I have thousands and thousands of visitors who have viewed Google's cached version of my pages over the years, and this is the first time it has shown up in this report.

Just quickly glancing over the last 6 months, my click-tracking software has tracked at least 100 clicks on my ads while they were viewing Google's cache of my pages. This is on a very well respected, Family Friendly site.

People use Google's cache for many reasons, including if your site is offline, or to use the highlighting of search terms, which I personally find to be very nice. The toolbar can also help you locate search terms on a page you've googled.
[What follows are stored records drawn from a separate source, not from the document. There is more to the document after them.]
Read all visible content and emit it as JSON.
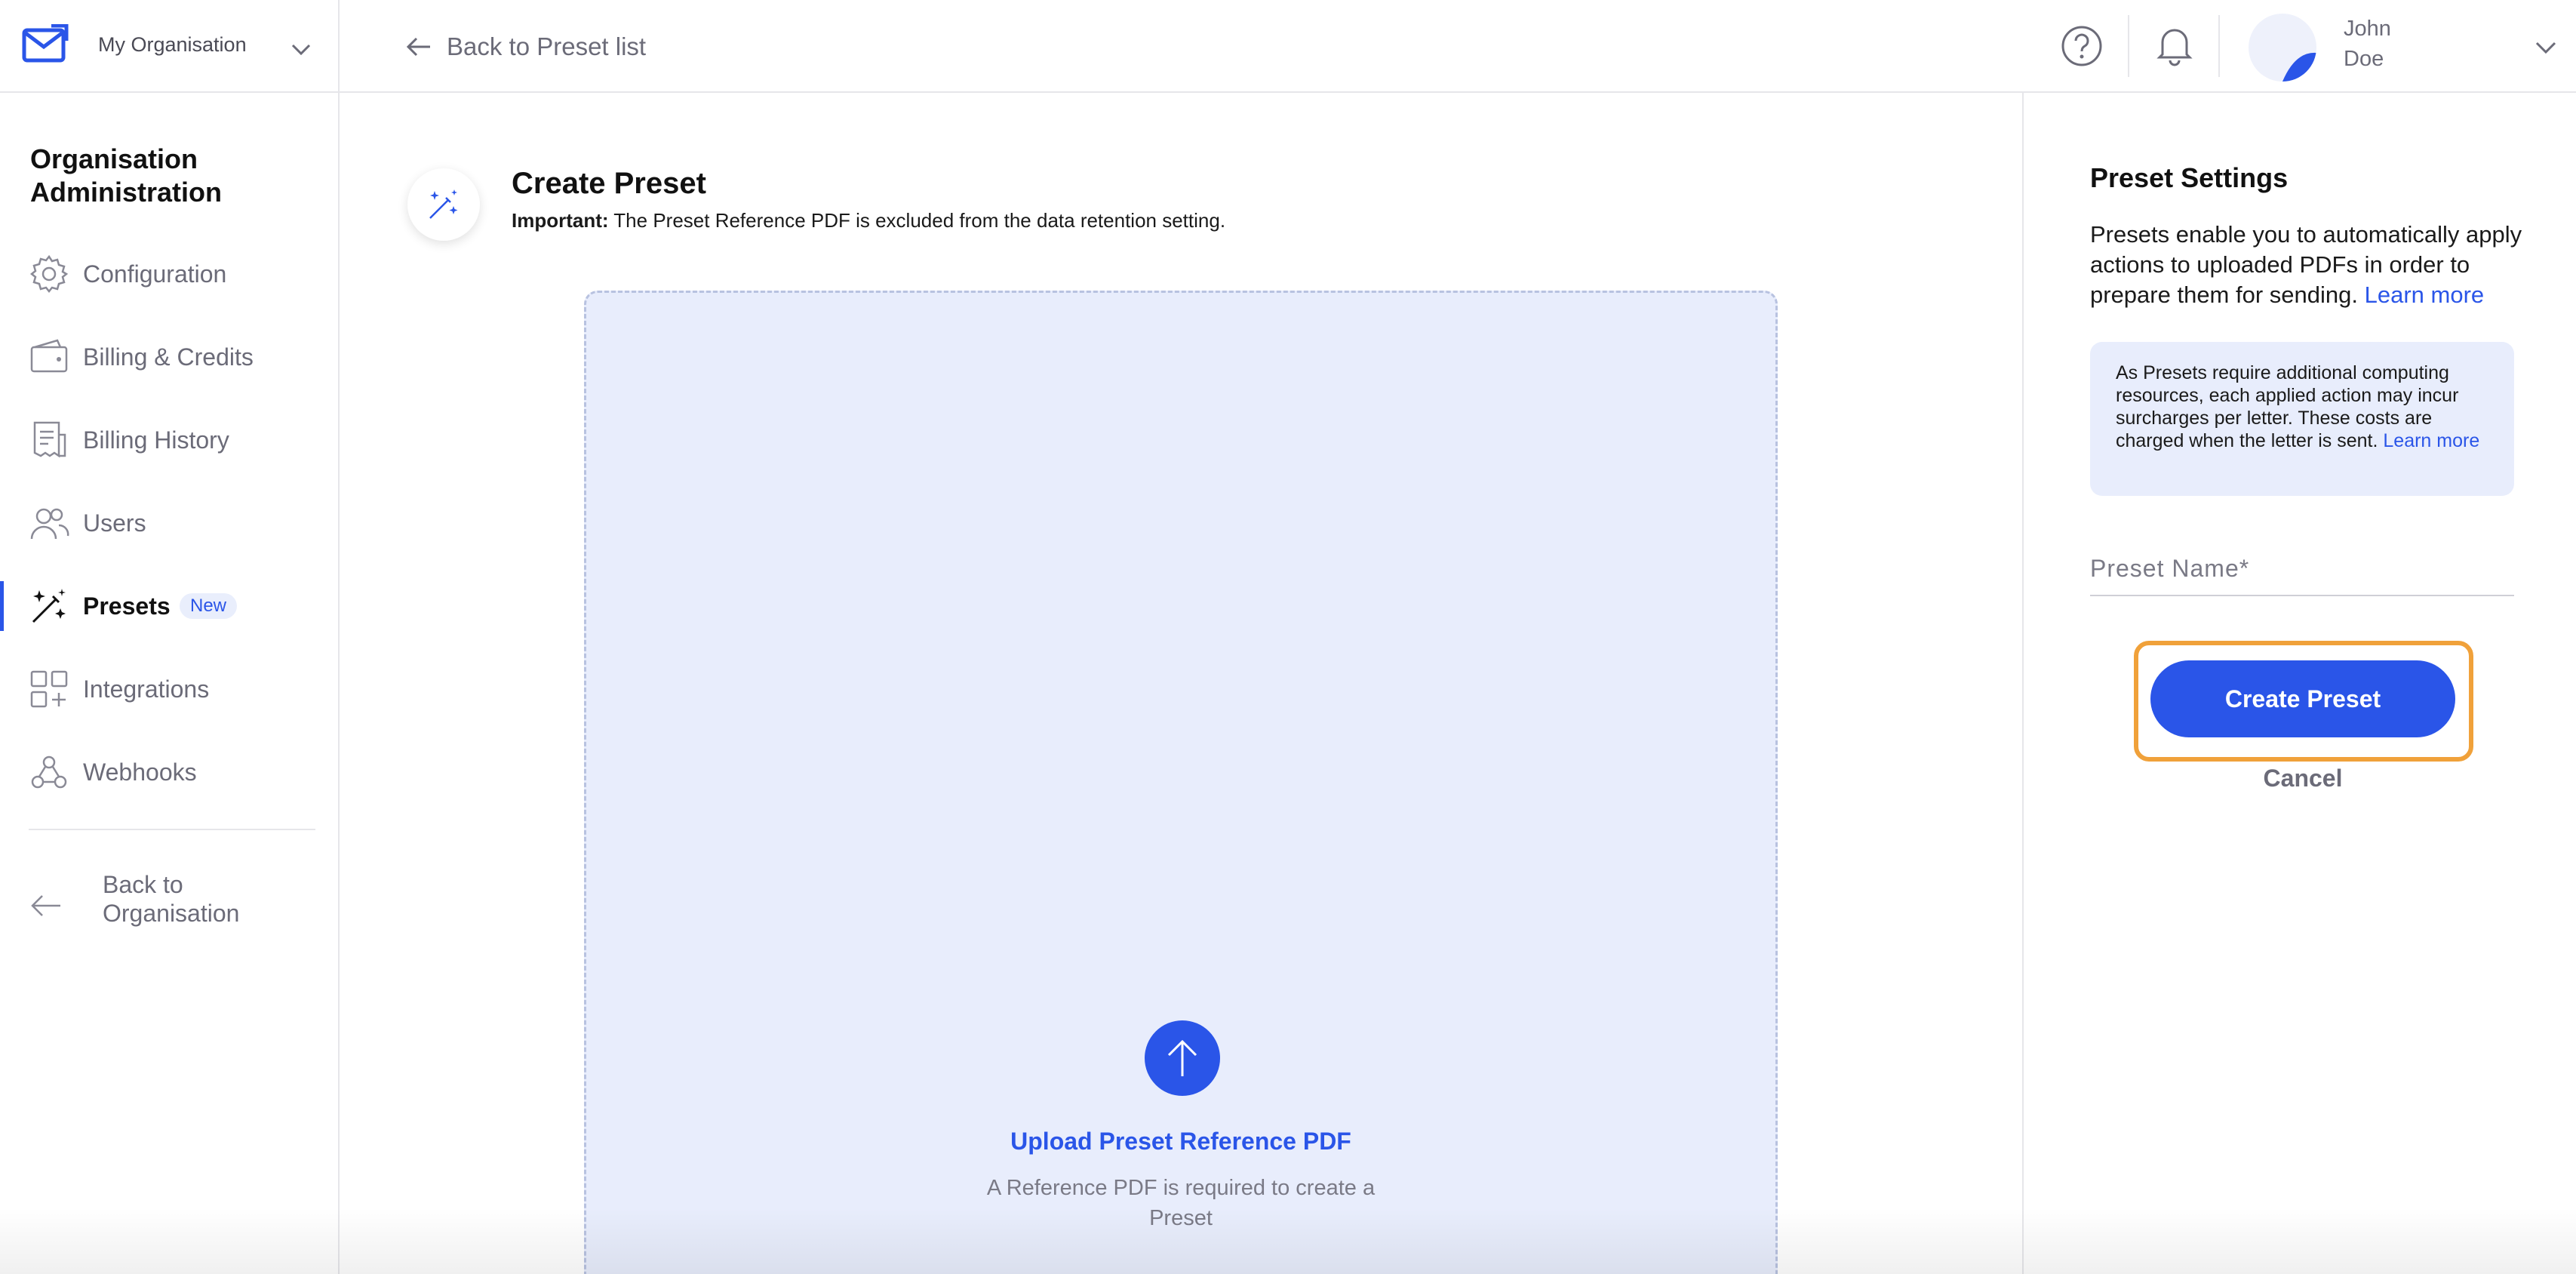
{
  "topbar": {
    "org_name": "My Organisation",
    "back_label": "Back to Preset list",
    "user_first": "John",
    "user_last": "Doe"
  },
  "sidebar": {
    "title": "Organisation Administration",
    "items": [
      {
        "label": "Configuration",
        "icon": "gear-icon"
      },
      {
        "label": "Billing & Credits",
        "icon": "wallet-icon"
      },
      {
        "label": "Billing History",
        "icon": "receipt-icon"
      },
      {
        "label": "Users",
        "icon": "users-icon"
      },
      {
        "label": "Presets",
        "icon": "magic-wand-icon",
        "active": true,
        "badge": "New"
      },
      {
        "label": "Integrations",
        "icon": "grid-plus-icon"
      },
      {
        "label": "Webhooks",
        "icon": "webhook-icon"
      }
    ],
    "back_label": "Back to Organisation"
  },
  "main": {
    "title": "Create Preset",
    "note_strong": "Important:",
    "note_text": " The Preset Reference PDF is excluded from the data retention setting.",
    "upload_link": "Upload Preset Reference PDF",
    "upload_hint": "A Reference PDF is required to create a Preset"
  },
  "settings": {
    "title": "Preset Settings",
    "desc": "Presets enable you to automatically apply actions to uploaded PDFs in order to prepare them for sending.",
    "desc_link": "Learn more",
    "info": "As Presets require additional computing resources, each applied action may incur surcharges per letter. These costs are charged when the letter is sent.",
    "info_link": "Learn more",
    "name_label": "Preset Name*",
    "name_value": "",
    "create_label": "Create Preset",
    "cancel_label": "Cancel"
  },
  "colors": {
    "accent": "#2a55e8",
    "highlight": "#f0a13a",
    "dropzone": "#e8edfc"
  }
}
[edited by: RonS at 5:50 pm (utc) on Dec. 30, 2006]

DamonHD

5:54 pm on Dec 30, 2006 (gmt 0)

WebmasterWorld Senior Member 10+ Year Member



Hi,

Sure, agreed it isn't ONLY for filter dodging, though that would be more common in the kind of case I'm suggesting.
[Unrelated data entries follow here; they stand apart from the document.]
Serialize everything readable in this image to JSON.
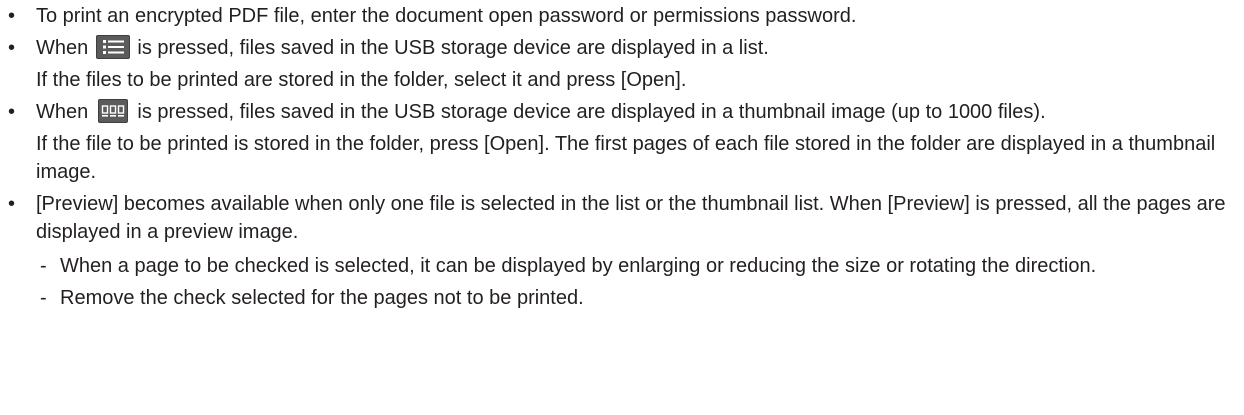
{
  "bullets": [
    {
      "text": "To print an encrypted PDF file, enter the document open password or permissions password."
    },
    {
      "before_icon": "When",
      "icon": "list-view-icon",
      "after_icon": "is pressed, files saved in the USB storage device are displayed in a list.",
      "line2": "If the files to be printed are stored in the folder, select it and press [Open]."
    },
    {
      "before_icon": "When",
      "icon": "thumbnail-view-icon",
      "after_icon": "is pressed, files saved in the USB storage device are displayed in a thumbnail image (up to 1000 files).",
      "line2": "If the file to be printed is stored in the folder, press [Open]. The first pages of each file stored in the folder are displayed in a thumbnail image."
    },
    {
      "text": "[Preview] becomes available when only one file is selected in the list or the thumbnail list. When [Preview] is pressed, all the pages are displayed in a preview image.",
      "sub_items": [
        "When a page to be checked is selected, it can be displayed by enlarging or reducing the size or rotating the direction.",
        "Remove the check selected for the pages not to be printed."
      ]
    }
  ],
  "bullet_glyph": "•",
  "dash_glyph": "-",
  "colors": {
    "text": "#231f20",
    "icon_bg": "#5b5b5b",
    "icon_fg": "#ffffff"
  }
}
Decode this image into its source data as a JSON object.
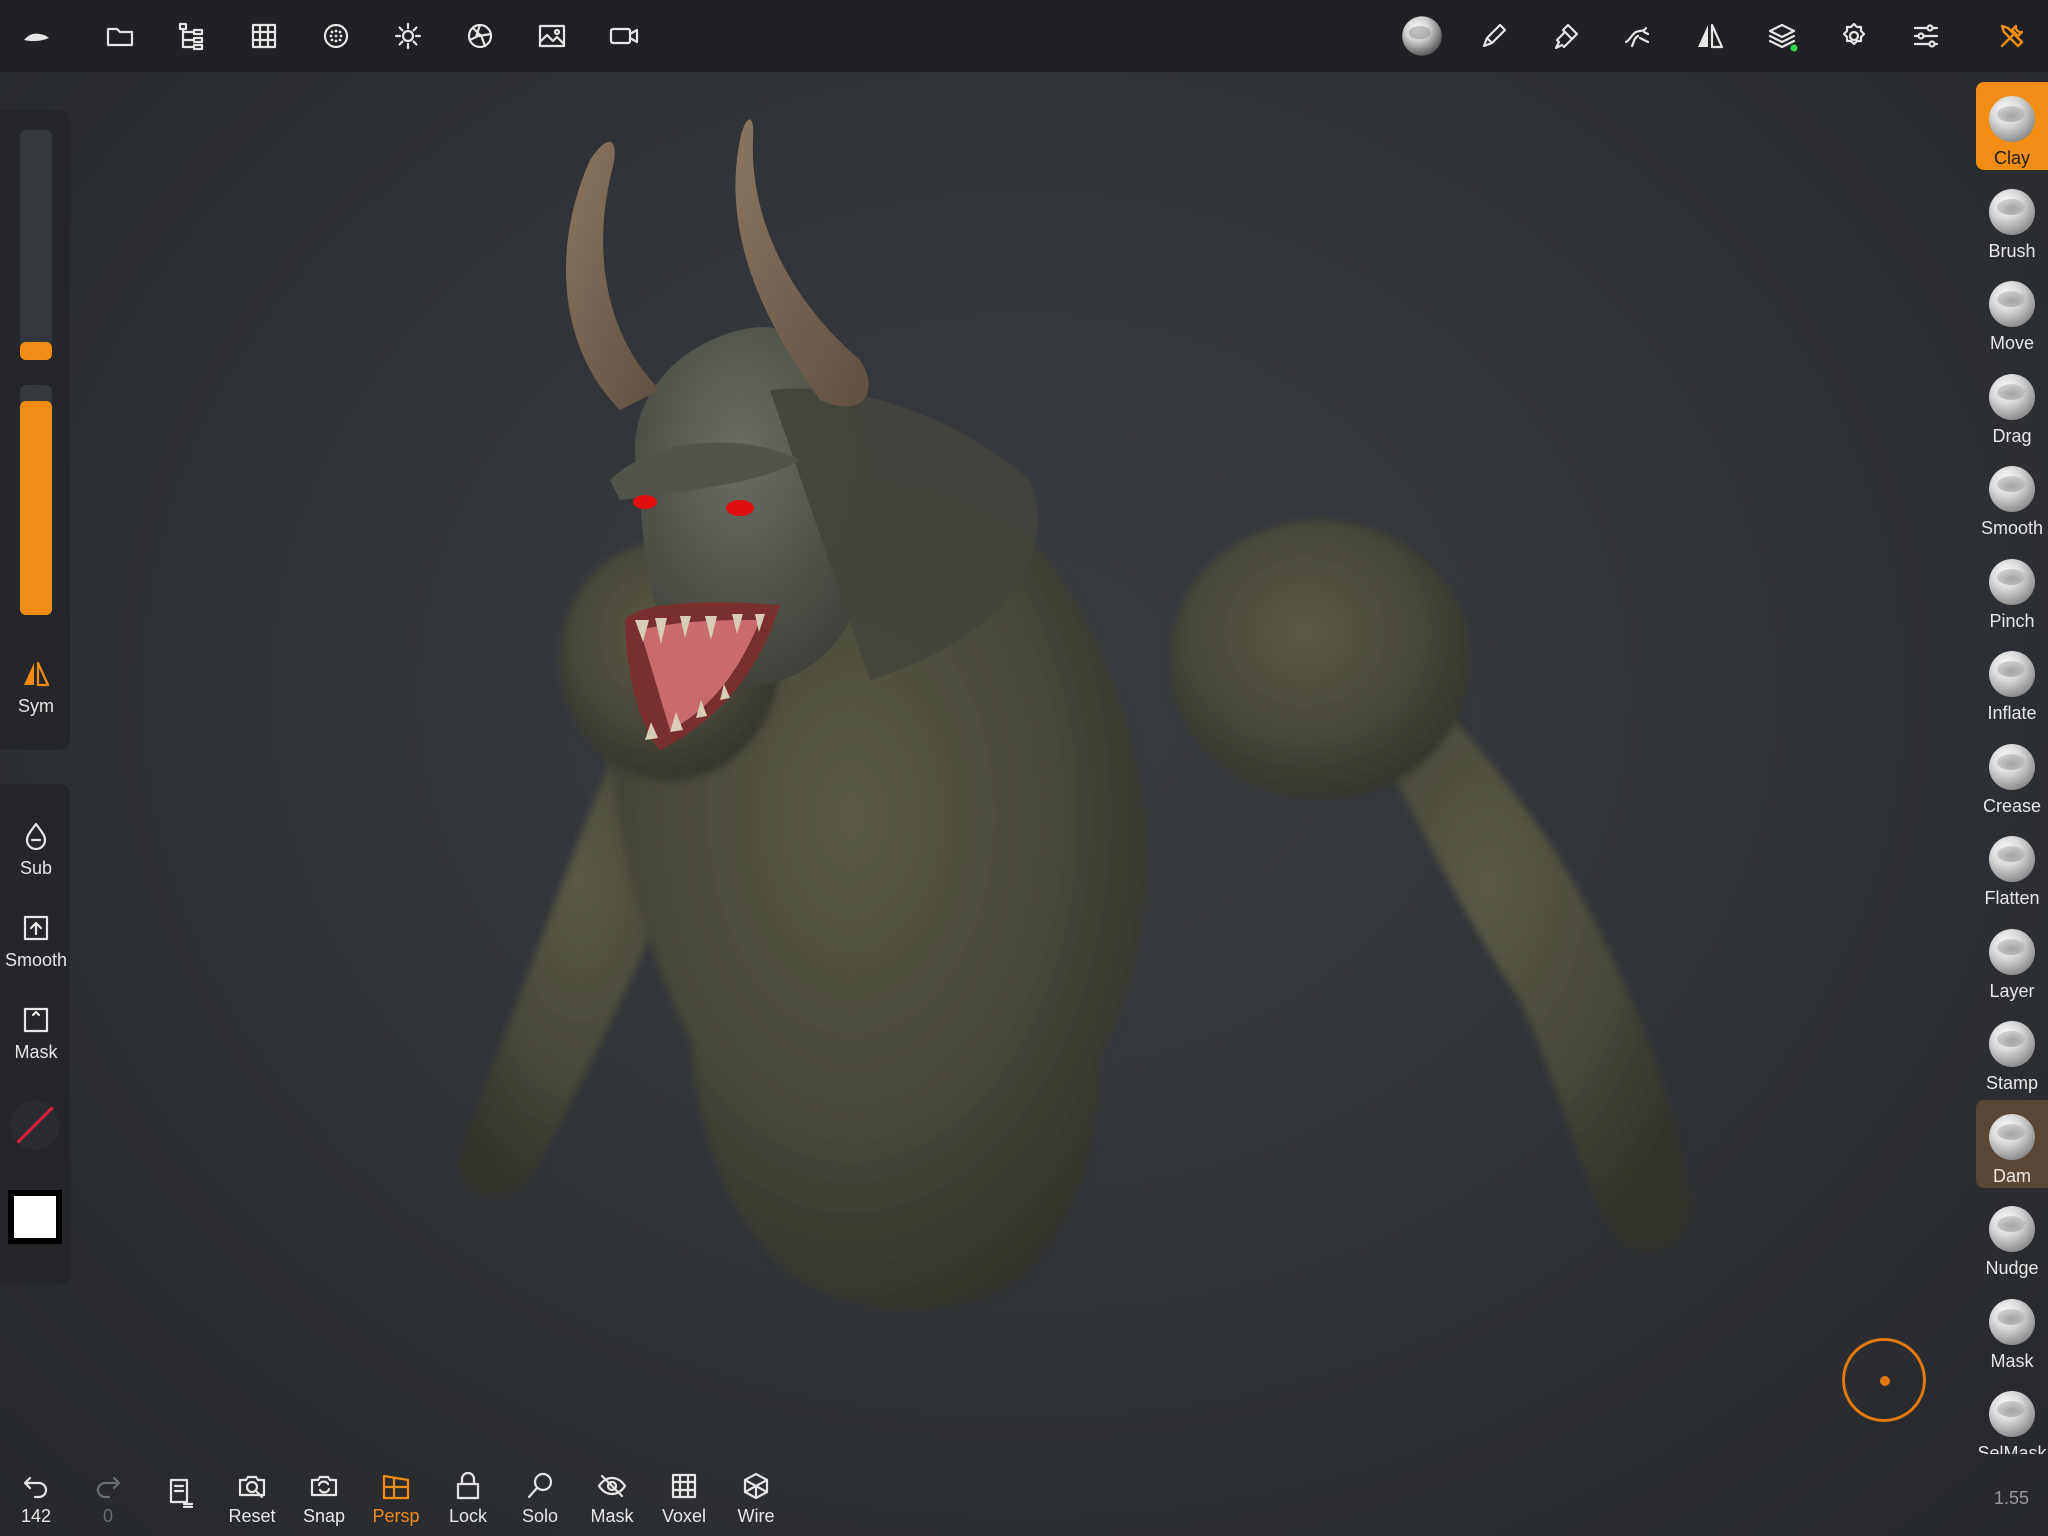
{
  "app": {
    "version": "1.55"
  },
  "topbar": {
    "left_icons": [
      "logo-icon",
      "folder-icon",
      "scene-tree-icon",
      "grid-icon",
      "matcap-icon",
      "light-icon",
      "aperture-icon",
      "image-icon",
      "camera-icon"
    ],
    "right_icons": [
      "material-sphere-icon",
      "pen-icon",
      "paint-icon",
      "pose-icon",
      "symmetry-icon",
      "layers-icon",
      "settings-icon",
      "sliders-icon",
      "tools-icon"
    ]
  },
  "left_panel": {
    "radius_slider": {
      "fraction": 0.08
    },
    "intensity_slider": {
      "fraction": 0.93
    },
    "sym": {
      "label": "Sym"
    },
    "sub": {
      "label": "Sub"
    },
    "smooth": {
      "label": "Smooth"
    },
    "mask": {
      "label": "Mask"
    }
  },
  "brushes": [
    {
      "label": "Clay"
    },
    {
      "label": "Brush"
    },
    {
      "label": "Move"
    },
    {
      "label": "Drag"
    },
    {
      "label": "Smooth"
    },
    {
      "label": "Pinch"
    },
    {
      "label": "Inflate"
    },
    {
      "label": "Crease"
    },
    {
      "label": "Flatten"
    },
    {
      "label": "Layer"
    },
    {
      "label": "Stamp"
    },
    {
      "label": "Dam"
    },
    {
      "label": "Nudge"
    },
    {
      "label": "Mask"
    },
    {
      "label": "SelMask"
    }
  ],
  "bottombar": {
    "undo_count": "142",
    "redo_count": "0",
    "reset": "Reset",
    "snap": "Snap",
    "persp": "Persp",
    "lock": "Lock",
    "solo": "Solo",
    "mask": "Mask",
    "voxel": "Voxel",
    "wire": "Wire"
  },
  "colors": {
    "accent": "#f28c14",
    "eye": "#e01010",
    "model": "#4d4d3e"
  }
}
Yes, the highlighted text in the cache, and the "still available if the site is dead" feature also. One of the reasons that I became a fan of G search.

Rgds

Damon

Sunflux

4:27 am on Dec 31, 2006 (gmt 0)

10+ Year Member



Agreed, the bot had a brain fart. My "Site diagnostics" page has been clear of errors ever since they introduced the feature. I know when I checked a couple days ago it was empty. After your post I decided to go look, and sure enough I now have 10 pages of these cached robots.txt errors all from the 28th and 29th.

indias next no1

5:32 am on Dec 31, 2006 (gmt 0)

10+ Year Member



i read a news that most of the cables get damaged due to a earthquake in asia and they are redirecting the traffic through atlantic servers, this may be the reason for google adsense bots to spider the pages from the servers in asia. Because the newspaper quoted that most of the internet traffic in asia is getting affected due to this reason. Any idea?

noodlebox

11:26 am on Dec 31, 2006 (gmt 0)



28th my reports showed google ip cache of my pages.
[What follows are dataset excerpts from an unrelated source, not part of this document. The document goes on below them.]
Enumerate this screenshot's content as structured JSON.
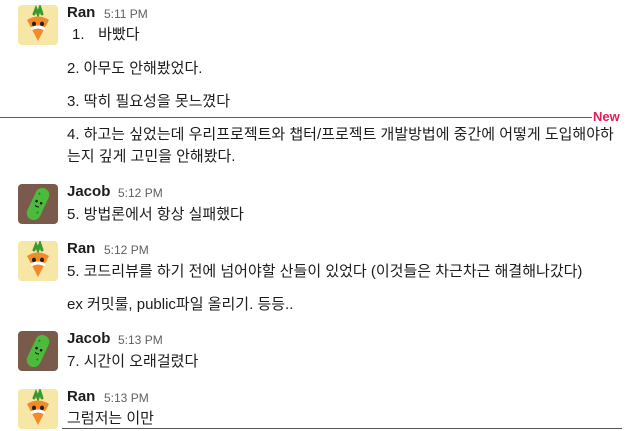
{
  "colors": {
    "accent": "#e01e5a",
    "timestamp": "#616061",
    "text": "#1d1c1d"
  },
  "divider": {
    "label": "New"
  },
  "messages": [
    {
      "author": "Ran",
      "time": "5:11 PM",
      "avatar_icon": "carrot-avatar-icon",
      "lines": [
        {
          "num": "1.",
          "text": "바빴다"
        },
        {
          "text": "2. 아무도 안해봤었다."
        },
        {
          "text": "3. 딱히 필요성을 못느꼈다"
        },
        {
          "text": "4. 하고는 싶었는데 우리프로젝트와 챕터/프로젝트 개발방법에 중간에 어떻게 도입해야하는지 깊게 고민을 안해봤다."
        }
      ]
    },
    {
      "author": "Jacob",
      "time": "5:12 PM",
      "avatar_icon": "cucumber-avatar-icon",
      "lines": [
        {
          "text": "5. 방법론에서 항상 실패했다"
        }
      ]
    },
    {
      "author": "Ran",
      "time": "5:12 PM",
      "avatar_icon": "carrot-avatar-icon",
      "lines": [
        {
          "text": "5. 코드리뷰를 하기 전에 넘어야할 산들이 있었다 (이것들은 차근차근 해결해나갔다)"
        },
        {
          "text": "ex 커밋룰, public파일 올리기. 등등.."
        }
      ]
    },
    {
      "author": "Jacob",
      "time": "5:13 PM",
      "avatar_icon": "cucumber-avatar-icon",
      "lines": [
        {
          "text": "7. 시간이 오래걸렸다"
        }
      ]
    },
    {
      "author": "Ran",
      "time": "5:13 PM",
      "avatar_icon": "carrot-avatar-icon",
      "lines": [
        {
          "text": "그럼저는 이만"
        }
      ]
    }
  ]
}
I just thought that google ads don't show up on cached pages without telling you... this is a new entry to one of the biggest brain farts google have done so far :)

ashii

12:03 pm on Dec 31, 2006 (gmt 0)

10+ Year Member



yes,First time since this feature was introduced I am getting about 30 URLs reported.All of them are Google cache.
All of them reported on 29th.

fredw

7:33 pm on Dec 31, 2006 (gmt 0)

WebmasterWorld Senior Member 10+ Year Member



It's more than a temporary fart. It is still occurring. Urls have added to my block list as late as yesterday, and it's not only Google cache pages. Yesterday an altavista bablefish url was added to my blocked list with the same robots.txt reason.

Someone up at the plex is going to have a headache when they get back from vacation...

zCat

8:17 pm on Dec 31, 2006 (gmt 0)

10+ Year Member



Here too.

If google would like to hand me the passwords to their servers, I'd be glad to "resolve these issues" ;-).